村人からのアドバイスによって、ルアンプラバンの北約20キロメートルのところにあるメコン川のほとりのバン・サンハイで、地下窯の発見と発掘につながった。発掘された窯は、長さが4〜5メートル、幅がわずか2メートル、形が卵形で直径が約40センチメートルの小さな丸い煙突であった(図25、26)。燃焼室と焼成室との間に中程度の(30センチメートル)段差があり、焼成室の断面は半円形であり、壁と地面との接合部でわずかに丸みを帯びている。

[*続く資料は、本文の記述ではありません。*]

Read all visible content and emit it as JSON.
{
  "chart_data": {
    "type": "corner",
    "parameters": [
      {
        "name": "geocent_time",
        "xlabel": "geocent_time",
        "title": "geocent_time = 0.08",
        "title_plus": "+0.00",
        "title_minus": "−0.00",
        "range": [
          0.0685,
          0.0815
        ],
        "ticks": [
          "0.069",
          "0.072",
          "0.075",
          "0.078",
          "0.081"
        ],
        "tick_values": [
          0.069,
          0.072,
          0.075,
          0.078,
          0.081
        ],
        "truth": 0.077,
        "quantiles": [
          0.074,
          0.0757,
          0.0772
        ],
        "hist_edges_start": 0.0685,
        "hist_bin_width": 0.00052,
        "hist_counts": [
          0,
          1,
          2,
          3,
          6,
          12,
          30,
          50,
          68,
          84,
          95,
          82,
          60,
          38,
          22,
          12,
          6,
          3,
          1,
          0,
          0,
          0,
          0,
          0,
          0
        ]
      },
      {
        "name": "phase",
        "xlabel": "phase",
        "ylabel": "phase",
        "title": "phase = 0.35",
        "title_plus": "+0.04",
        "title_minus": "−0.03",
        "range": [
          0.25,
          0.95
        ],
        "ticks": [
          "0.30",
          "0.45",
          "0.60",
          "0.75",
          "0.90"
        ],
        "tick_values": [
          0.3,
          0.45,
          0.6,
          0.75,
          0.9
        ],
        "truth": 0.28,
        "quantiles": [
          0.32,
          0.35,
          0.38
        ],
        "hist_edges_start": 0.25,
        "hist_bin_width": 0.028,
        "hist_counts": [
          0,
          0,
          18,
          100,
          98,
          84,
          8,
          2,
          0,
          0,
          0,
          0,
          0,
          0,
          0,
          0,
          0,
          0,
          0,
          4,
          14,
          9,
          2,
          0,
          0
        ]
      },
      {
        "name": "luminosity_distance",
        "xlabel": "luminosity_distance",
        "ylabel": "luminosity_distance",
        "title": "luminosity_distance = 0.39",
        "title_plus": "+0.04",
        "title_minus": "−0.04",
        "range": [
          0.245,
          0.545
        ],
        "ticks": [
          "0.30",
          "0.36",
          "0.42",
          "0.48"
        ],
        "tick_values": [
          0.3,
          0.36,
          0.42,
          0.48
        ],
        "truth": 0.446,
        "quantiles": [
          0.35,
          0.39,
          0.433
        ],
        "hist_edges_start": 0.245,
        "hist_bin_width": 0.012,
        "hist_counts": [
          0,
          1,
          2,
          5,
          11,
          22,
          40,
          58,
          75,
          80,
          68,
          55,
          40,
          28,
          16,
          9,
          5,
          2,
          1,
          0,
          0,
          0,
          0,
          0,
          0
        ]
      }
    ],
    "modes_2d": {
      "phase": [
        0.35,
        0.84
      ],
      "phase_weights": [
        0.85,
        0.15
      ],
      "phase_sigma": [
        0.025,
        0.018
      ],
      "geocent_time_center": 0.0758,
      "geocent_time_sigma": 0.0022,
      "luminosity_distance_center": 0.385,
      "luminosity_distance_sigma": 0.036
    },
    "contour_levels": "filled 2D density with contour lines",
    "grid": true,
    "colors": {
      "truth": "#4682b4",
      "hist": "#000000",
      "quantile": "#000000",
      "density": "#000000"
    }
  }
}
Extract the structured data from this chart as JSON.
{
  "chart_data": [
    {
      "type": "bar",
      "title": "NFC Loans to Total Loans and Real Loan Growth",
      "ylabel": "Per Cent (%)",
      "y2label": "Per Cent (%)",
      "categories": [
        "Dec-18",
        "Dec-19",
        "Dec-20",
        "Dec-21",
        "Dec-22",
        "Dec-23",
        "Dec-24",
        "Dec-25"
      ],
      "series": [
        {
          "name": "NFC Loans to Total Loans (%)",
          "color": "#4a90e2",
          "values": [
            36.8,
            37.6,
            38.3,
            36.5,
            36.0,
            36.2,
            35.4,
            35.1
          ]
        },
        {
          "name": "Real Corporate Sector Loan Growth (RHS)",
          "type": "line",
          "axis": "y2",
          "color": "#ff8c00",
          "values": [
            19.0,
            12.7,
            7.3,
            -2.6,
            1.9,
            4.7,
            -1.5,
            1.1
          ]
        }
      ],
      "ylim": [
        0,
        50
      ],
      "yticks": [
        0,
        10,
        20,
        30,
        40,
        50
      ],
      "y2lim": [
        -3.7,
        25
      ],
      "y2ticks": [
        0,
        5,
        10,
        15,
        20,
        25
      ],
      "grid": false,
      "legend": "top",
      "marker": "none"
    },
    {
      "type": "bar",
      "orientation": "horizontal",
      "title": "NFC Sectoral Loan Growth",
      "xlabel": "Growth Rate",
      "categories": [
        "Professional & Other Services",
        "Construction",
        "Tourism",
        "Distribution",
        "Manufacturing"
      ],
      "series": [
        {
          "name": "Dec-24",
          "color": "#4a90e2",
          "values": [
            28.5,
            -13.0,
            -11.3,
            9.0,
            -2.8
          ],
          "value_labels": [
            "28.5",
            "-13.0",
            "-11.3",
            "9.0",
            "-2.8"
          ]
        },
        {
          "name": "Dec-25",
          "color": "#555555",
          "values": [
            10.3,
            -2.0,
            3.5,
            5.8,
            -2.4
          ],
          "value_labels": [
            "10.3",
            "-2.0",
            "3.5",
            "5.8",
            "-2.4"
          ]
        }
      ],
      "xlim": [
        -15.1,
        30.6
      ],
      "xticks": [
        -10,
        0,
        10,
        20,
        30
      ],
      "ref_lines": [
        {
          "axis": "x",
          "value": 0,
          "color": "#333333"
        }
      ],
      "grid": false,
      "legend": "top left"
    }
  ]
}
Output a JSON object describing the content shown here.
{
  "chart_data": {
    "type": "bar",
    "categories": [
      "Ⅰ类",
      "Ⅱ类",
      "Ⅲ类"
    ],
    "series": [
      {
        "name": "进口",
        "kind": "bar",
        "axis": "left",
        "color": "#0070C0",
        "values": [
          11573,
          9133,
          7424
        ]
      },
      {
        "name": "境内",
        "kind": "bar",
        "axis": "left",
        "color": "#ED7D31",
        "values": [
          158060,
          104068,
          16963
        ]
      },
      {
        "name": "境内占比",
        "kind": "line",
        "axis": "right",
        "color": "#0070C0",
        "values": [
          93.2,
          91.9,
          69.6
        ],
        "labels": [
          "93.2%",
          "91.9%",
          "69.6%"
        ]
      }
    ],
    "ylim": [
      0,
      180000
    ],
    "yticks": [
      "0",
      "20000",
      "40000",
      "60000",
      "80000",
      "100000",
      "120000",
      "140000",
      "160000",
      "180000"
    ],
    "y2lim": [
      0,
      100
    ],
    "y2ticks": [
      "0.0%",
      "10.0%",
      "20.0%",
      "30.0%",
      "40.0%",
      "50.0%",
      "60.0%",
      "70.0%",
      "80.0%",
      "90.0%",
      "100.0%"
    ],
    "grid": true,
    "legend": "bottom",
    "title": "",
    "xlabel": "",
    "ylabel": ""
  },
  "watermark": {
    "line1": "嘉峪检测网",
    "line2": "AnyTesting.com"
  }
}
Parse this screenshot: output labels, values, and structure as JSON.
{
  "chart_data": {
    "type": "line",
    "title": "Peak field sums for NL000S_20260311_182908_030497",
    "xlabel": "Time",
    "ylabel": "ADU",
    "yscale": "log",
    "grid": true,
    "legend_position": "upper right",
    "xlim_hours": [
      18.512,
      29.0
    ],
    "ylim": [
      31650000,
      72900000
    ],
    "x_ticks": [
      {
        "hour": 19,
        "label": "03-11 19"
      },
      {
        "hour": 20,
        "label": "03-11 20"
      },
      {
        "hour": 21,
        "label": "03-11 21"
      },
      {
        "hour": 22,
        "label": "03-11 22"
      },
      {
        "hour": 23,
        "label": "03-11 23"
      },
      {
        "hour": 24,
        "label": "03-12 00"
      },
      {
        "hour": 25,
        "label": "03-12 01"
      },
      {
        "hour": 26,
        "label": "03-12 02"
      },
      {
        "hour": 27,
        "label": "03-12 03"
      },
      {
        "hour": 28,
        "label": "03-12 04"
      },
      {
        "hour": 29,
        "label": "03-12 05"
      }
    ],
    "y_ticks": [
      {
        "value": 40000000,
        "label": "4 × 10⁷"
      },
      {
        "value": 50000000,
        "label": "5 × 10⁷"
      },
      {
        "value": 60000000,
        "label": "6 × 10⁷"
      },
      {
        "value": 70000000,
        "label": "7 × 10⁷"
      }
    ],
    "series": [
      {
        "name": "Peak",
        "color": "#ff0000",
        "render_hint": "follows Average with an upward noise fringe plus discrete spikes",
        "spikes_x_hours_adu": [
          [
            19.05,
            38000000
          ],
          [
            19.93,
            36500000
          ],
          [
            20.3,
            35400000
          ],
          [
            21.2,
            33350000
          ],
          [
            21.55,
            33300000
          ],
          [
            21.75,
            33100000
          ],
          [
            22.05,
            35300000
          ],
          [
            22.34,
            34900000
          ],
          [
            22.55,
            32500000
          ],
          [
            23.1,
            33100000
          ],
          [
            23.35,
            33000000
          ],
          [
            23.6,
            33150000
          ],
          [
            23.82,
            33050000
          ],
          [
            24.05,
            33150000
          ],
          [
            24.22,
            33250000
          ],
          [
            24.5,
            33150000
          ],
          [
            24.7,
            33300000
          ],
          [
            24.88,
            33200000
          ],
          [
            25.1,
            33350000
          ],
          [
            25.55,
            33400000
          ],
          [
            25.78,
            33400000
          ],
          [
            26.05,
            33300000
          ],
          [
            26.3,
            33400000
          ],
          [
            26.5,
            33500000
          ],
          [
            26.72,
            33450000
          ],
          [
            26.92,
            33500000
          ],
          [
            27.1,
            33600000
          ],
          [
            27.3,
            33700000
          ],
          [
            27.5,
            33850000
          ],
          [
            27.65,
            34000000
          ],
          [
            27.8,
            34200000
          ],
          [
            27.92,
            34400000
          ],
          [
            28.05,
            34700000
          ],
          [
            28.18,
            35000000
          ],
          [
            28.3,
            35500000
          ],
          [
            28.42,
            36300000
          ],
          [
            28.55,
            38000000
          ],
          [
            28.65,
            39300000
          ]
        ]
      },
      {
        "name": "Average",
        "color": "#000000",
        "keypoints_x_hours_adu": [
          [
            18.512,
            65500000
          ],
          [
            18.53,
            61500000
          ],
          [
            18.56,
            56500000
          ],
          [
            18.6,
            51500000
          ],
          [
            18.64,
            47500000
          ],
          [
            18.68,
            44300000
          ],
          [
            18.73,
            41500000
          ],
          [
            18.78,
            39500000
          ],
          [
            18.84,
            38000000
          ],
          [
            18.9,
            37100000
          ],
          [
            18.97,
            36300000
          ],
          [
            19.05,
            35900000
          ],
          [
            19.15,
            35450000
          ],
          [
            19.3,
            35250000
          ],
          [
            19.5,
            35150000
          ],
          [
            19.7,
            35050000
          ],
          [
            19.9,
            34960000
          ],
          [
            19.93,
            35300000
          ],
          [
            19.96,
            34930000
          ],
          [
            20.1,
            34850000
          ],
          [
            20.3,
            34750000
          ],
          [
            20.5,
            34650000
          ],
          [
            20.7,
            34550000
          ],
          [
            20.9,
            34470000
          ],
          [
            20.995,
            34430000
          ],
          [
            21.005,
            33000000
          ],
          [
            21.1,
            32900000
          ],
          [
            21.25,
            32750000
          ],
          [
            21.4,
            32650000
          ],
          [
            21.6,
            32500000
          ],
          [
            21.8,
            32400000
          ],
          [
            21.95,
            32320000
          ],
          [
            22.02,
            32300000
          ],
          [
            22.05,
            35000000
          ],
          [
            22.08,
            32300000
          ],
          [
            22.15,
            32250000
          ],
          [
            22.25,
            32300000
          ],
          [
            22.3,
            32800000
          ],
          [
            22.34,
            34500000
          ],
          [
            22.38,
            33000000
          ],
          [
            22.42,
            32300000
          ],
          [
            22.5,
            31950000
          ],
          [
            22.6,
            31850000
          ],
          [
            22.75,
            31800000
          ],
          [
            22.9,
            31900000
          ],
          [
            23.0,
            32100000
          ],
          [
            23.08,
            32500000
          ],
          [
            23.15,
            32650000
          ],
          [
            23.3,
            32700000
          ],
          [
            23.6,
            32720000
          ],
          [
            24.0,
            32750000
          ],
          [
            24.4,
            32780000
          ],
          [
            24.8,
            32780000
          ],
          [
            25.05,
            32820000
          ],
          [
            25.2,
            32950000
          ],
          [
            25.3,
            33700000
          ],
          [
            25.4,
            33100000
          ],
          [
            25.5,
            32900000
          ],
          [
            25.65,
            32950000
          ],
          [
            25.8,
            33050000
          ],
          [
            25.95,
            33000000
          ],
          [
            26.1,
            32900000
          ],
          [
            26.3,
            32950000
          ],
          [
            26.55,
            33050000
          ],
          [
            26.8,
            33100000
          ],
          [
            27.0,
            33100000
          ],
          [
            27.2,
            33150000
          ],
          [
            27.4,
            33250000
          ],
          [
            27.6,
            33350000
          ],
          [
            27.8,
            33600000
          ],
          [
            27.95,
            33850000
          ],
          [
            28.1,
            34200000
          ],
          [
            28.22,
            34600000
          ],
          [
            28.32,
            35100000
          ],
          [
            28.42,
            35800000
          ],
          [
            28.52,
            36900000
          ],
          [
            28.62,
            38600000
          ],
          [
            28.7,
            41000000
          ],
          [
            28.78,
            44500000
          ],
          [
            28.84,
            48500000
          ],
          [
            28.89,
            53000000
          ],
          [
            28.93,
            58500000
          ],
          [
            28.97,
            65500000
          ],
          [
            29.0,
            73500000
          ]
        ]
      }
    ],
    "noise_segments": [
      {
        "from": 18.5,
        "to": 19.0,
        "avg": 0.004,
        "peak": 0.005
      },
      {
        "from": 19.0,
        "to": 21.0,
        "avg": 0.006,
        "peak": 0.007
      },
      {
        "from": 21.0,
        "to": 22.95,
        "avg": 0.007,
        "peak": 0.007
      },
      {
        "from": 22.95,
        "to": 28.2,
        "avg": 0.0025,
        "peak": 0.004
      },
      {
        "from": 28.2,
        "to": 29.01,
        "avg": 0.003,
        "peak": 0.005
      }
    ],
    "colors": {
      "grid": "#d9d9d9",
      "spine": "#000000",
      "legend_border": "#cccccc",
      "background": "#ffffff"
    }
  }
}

この場所にはいくつかの窯の残骸が表面の近くに存在し、他の窯はより低いレベルにあって、不思議な層状を示している。比較的新しいと思われる窯が、古い窯址の下層に存在していたであろうと推測される。その下層の窯の一つが部分的に掘削された。地下式横焔窯のように見えるが、規模は少し小さい。この場所には約20基の窯が記録されているが、地表の痕跡はもっと多くの窯があることを示している(図26)。

焼成陶磁は、様々なタイプの無釉の鉢と、耳付壺で小さなものから60センチメートルの大きさのものである。それはラオスの特徴で背が高く、口縁が広がったタイプの壺。二重口縁壺は焼成陶磁の中では一般的であった。漁網の錘や糸巻き、幾つか動物肖形が見つかった。いくつかのフレアーのように波打った口縁をもつ褐釉壺が現地で発見された。それらは陶片で出土し、一部は地元産を指し示すが、発掘された窯で作られたという兆候はなかった。
さらに僅かのシーサッチャナーライ青磁とベトナムの褐釉陶が出土した。 バン・サンハイ(Ban Xang Hai)のもう一つの興味深い面は、多くの先史時代の石器、青銅の人工物などが、主に堤防が浸食された川の端で発見された。表面には多くのタバコ喫煙用のパイプが見られ、シーサッタナーク(Si Sattanak:以下参照)で最もよく認識されているが、幾つかはルアンプラバン(LuangPrabang)型と呼べるものであった。発掘現場ではパイプ製造の証拠はなかった。それらは中国国境近くの村で、可能性が考えられる窯があるという。
ルアンパバーン近郊のバン・タオハイ(タオハイ村)と呼ばれる村で調査が行われた。地下式窯では、素焼で灰色をしたジャーと建築の屋根瓦等の陶片が出土した。起源が明らかではない印象的な幾何学文および動物文様を有する緑系統の釉薬の壺が、村の地面で見られた。村の誰も窯の存在を知っていたわけではなかったが、調査の結果直径約1メートルの煙突が発見され、内部には釉薬が残存していたことが確認された。